The poems in The Matuschka Case represent the core of Fraser Sutherland's poetic preoccupations over several decades. They are enquiries into the nature of happiness, absent or present, deserved or undeserved. For Sutherland, happiness consists in the practice of art, and in often bafled attempts to understand the other. Rueful and sardonic, uncomfortable in his own white skin, he seeks the other in everything that is foreign and unfamiliar. In his ideal world, he would "drift into a bar / secretive and self-contained, my whole past / packed inside me like a bomb."
About the author
Fraser Sutherland is a much travelled Nova Scotian who now lives in Toronto, Ontario. He has published sixteen books, including poetry, short fiction, and non-fiction in Canada and the United States. His work has appeared worldwide in magazines and anthologies in print and online, and has been translated into French, Italian, Albanian, Serbian, and Farsi.
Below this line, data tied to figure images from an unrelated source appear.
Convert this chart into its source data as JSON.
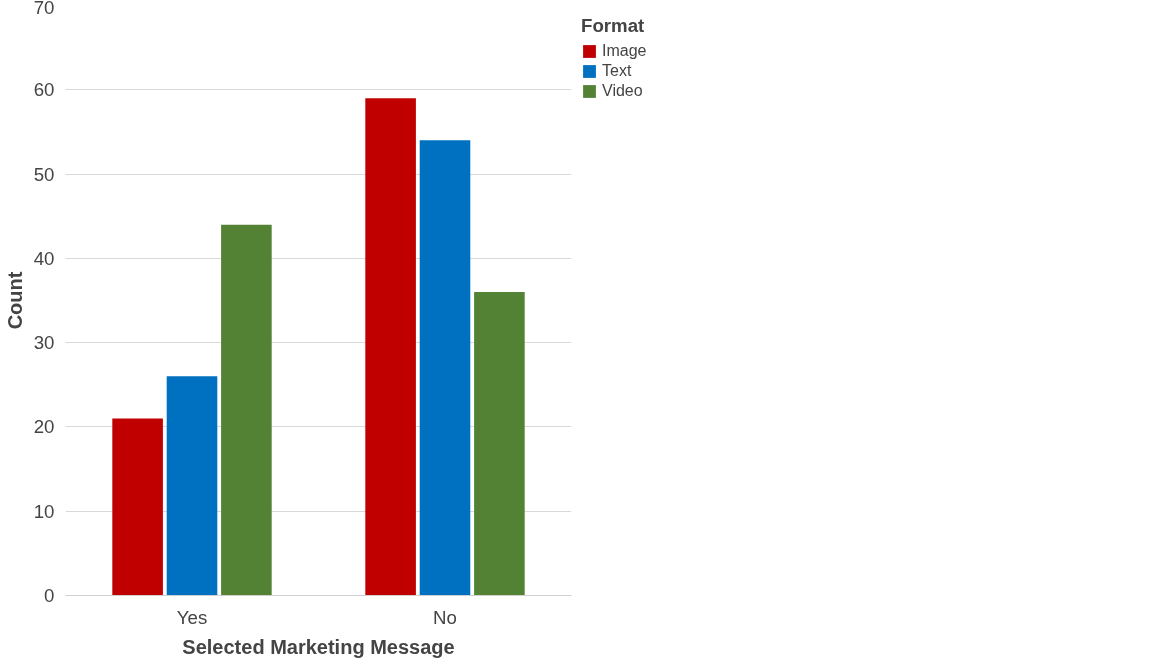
{
  "chart_data": {
    "type": "bar",
    "xlabel": "Selected Marketing Message",
    "ylabel": "Count",
    "legend_title": "Format",
    "categories": [
      "Yes",
      "No"
    ],
    "series": [
      {
        "name": "Image",
        "color": "#c00000",
        "values": [
          21,
          59
        ]
      },
      {
        "name": "Text",
        "color": "#0070c0",
        "values": [
          26,
          54
        ]
      },
      {
        "name": "Video",
        "color": "#548235",
        "values": [
          44,
          36
        ]
      }
    ],
    "ylim": [
      0,
      70
    ],
    "yticks": [
      0,
      10,
      20,
      30,
      40,
      50,
      60,
      70
    ],
    "grid": "y",
    "legend": "right"
  }
}
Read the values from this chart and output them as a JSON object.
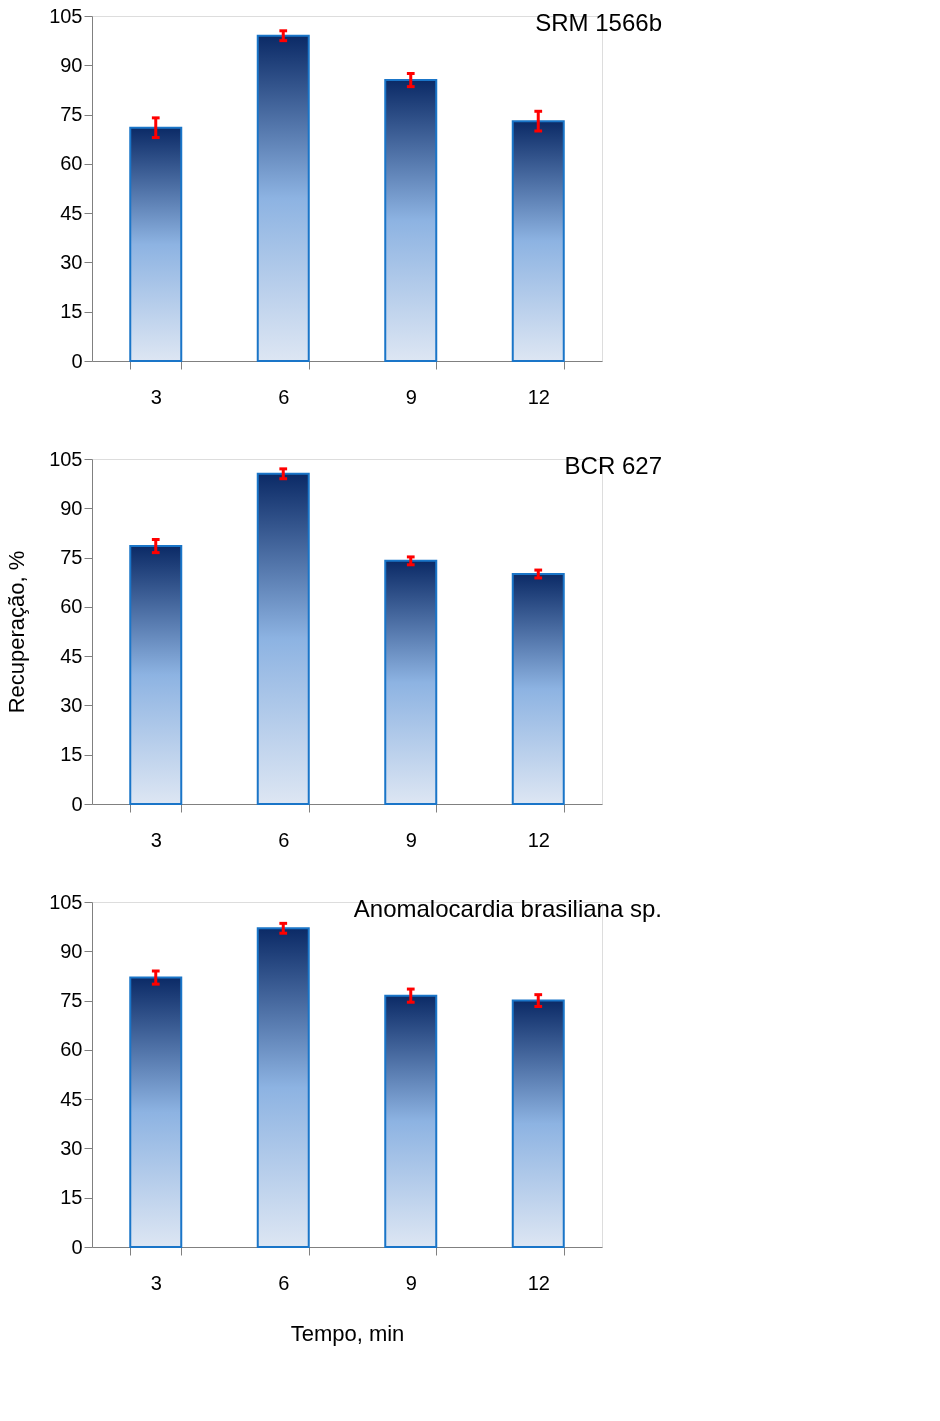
{
  "chart_data": [
    {
      "type": "bar",
      "title": "SRM 1566b",
      "categories": [
        "3",
        "6",
        "9",
        "12"
      ],
      "values": [
        71,
        99,
        85.5,
        73
      ],
      "errors": [
        3,
        1.5,
        2,
        3
      ],
      "color": "#1a75c8",
      "ylim": [
        0,
        105
      ],
      "yticks": [
        0,
        15,
        30,
        45,
        60,
        75,
        90,
        105
      ],
      "grid": false
    },
    {
      "type": "bar",
      "title": "BCR 627",
      "ylabel": "Recuperação, %",
      "categories": [
        "3",
        "6",
        "9",
        "12"
      ],
      "values": [
        78.5,
        100.5,
        74,
        70
      ],
      "errors": [
        2,
        1.5,
        1.2,
        1.2
      ],
      "color": "#1a75c8",
      "ylim": [
        0,
        105
      ],
      "yticks": [
        0,
        15,
        30,
        45,
        60,
        75,
        90,
        105
      ],
      "grid": false
    },
    {
      "type": "bar",
      "title": "Anomalocardia brasiliana sp.",
      "xlabel": "Tempo, min",
      "categories": [
        "3",
        "6",
        "9",
        "12"
      ],
      "values": [
        82,
        97,
        76.5,
        75
      ],
      "errors": [
        2,
        1.5,
        2,
        1.8
      ],
      "color": "#1a75c8",
      "ylim": [
        0,
        105
      ],
      "yticks": [
        0,
        15,
        30,
        45,
        60,
        75,
        90,
        105
      ],
      "grid": false
    }
  ]
}
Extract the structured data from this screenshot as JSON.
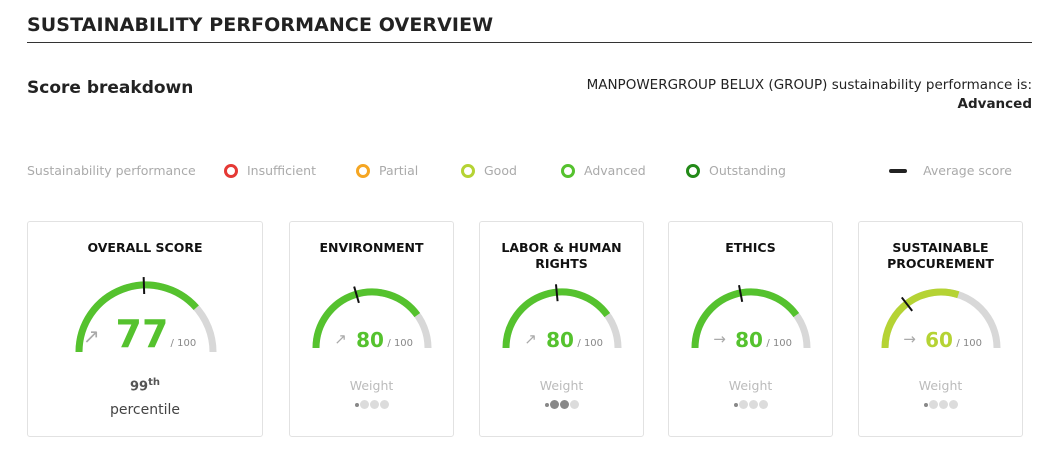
{
  "header": {
    "title": "SUSTAINABILITY PERFORMANCE OVERVIEW",
    "subtitle": "Score breakdown",
    "performance_text": "MANPOWERGROUP BELUX (GROUP) sustainability performance is:",
    "performance_level": "Advanced"
  },
  "legend": {
    "label": "Sustainability performance",
    "items": [
      {
        "label": "Insufficient",
        "color": "#e53935"
      },
      {
        "label": "Partial",
        "color": "#f5a623"
      },
      {
        "label": "Good",
        "color": "#b5d334"
      },
      {
        "label": "Advanced",
        "color": "#55c22e"
      },
      {
        "label": "Outstanding",
        "color": "#238a18"
      }
    ],
    "average_label": "Average score"
  },
  "colors": {
    "track": "#d8d8d8",
    "advanced": "#55c22e",
    "good": "#b5d334",
    "muted": "#aaaaaa",
    "weight_dot": "#999999"
  },
  "cards": [
    {
      "title": "OVERALL SCORE",
      "score": "77",
      "out_of": "/ 100",
      "score_fraction": 0.77,
      "average_fraction": 0.49,
      "color": "#55c22e",
      "trend": "up-right",
      "trend_icon": "↗",
      "percentile_num": "99",
      "percentile_suffix": "th",
      "percentile_label": "percentile"
    },
    {
      "title": "ENVIRONMENT",
      "score": "80",
      "out_of": "/ 100",
      "score_fraction": 0.8,
      "average_fraction": 0.41,
      "color": "#55c22e",
      "trend": "up-right",
      "trend_icon": "↗",
      "weight_label": "Weight",
      "weight_level": 1
    },
    {
      "title": "LABOR & HUMAN RIGHTS",
      "score": "80",
      "out_of": "/ 100",
      "score_fraction": 0.8,
      "average_fraction": 0.47,
      "color": "#55c22e",
      "trend": "up-right",
      "trend_icon": "↗",
      "weight_label": "Weight",
      "weight_level": 3
    },
    {
      "title": "ETHICS",
      "score": "80",
      "out_of": "/ 100",
      "score_fraction": 0.8,
      "average_fraction": 0.44,
      "color": "#55c22e",
      "trend": "right",
      "trend_icon": "→",
      "weight_label": "Weight",
      "weight_level": 1
    },
    {
      "title": "SUSTAINABLE PROCUREMENT",
      "score": "60",
      "out_of": "/ 100",
      "score_fraction": 0.6,
      "average_fraction": 0.29,
      "color": "#b5d334",
      "trend": "right",
      "trend_icon": "→",
      "weight_label": "Weight",
      "weight_level": 1
    }
  ]
}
Before he became a freelance writer and editor, Sutherland reported for The Toronto Star, The Globe and Mail, and The Wall Street Journal. He was a founding editor of Northern Journey, a columnist for Quill & Quire, and the managing editor of Books in Canada. A reviewer for The Globe and Mail and other periodicals, Sutherland has written and edited for dictionaries in three countries, and may be the only Canadian writer who is also a lexicographer.